We are computing cases of health outcomes associated with PM2.5 exposure in each of the four geographic focus areas at the 1km level using the environmental Benefits Mapping and Analysis Program – Community Edition (BenMAP-CE). BenMAP-CE was developed and is maintained by the U.S. Environmental Protection Agency and is routinely used to estimate air pollution-related health risks and benefits of EPA air quality regulations. It has also been used to estimate the health impacts of air pollution at local scales. BenMAP-CE allows users to quantify cases of premature death and non-fatal health outcomes associated with air pollution by combining spatially-explicit exposure information input by the user with fine-scale data on population and baseline disease incidence rates, along with epidemiologically-derived exposure-response functions.

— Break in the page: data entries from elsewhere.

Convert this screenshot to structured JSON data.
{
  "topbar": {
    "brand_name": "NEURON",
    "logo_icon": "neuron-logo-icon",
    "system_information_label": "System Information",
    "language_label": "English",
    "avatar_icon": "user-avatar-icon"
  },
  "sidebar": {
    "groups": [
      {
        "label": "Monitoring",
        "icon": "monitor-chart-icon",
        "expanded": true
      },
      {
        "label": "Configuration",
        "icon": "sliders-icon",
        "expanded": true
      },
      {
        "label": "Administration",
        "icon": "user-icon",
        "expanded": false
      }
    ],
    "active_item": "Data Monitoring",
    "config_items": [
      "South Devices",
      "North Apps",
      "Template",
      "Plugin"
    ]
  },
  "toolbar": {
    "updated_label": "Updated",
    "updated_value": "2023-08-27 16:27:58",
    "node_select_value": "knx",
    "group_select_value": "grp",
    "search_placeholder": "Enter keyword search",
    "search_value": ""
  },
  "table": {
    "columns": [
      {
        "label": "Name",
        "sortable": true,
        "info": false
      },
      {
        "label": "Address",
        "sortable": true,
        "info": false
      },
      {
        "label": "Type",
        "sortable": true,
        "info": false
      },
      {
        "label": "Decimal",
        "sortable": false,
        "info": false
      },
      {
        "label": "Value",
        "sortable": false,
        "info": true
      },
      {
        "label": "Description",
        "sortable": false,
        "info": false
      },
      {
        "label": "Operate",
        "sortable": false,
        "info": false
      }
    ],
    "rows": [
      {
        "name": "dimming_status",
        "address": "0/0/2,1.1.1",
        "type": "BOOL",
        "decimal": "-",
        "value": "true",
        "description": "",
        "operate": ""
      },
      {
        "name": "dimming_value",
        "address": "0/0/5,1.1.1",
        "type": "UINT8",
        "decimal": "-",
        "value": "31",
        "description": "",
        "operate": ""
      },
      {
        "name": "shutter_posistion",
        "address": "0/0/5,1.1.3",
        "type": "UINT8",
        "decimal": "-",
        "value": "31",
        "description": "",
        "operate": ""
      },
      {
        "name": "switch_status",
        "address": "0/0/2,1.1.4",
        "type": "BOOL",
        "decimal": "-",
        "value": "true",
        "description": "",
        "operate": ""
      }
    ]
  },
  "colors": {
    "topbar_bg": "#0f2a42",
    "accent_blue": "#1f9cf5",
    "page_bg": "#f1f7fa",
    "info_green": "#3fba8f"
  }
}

The results of this high-resolution health impact assessment will show the importance of the spatial resolution of the input exposure information in terms of the overall magnitude of health impacts among the total population, as well as the distribution of health impacts across key population subcategories. These results may inform how future analyses might be designed to illuminate environmental justice issues, and how mitigation approaches might be designed to minimize air pollution health risks across all population subgroups. Future work following this Tiger Team Project can investigate the importance of addressing movement of people between gridcells in the geographic domain (e.g. traveling from home to work and back), which could influence their estimated PM2.5 exposure levels and resulting health risks.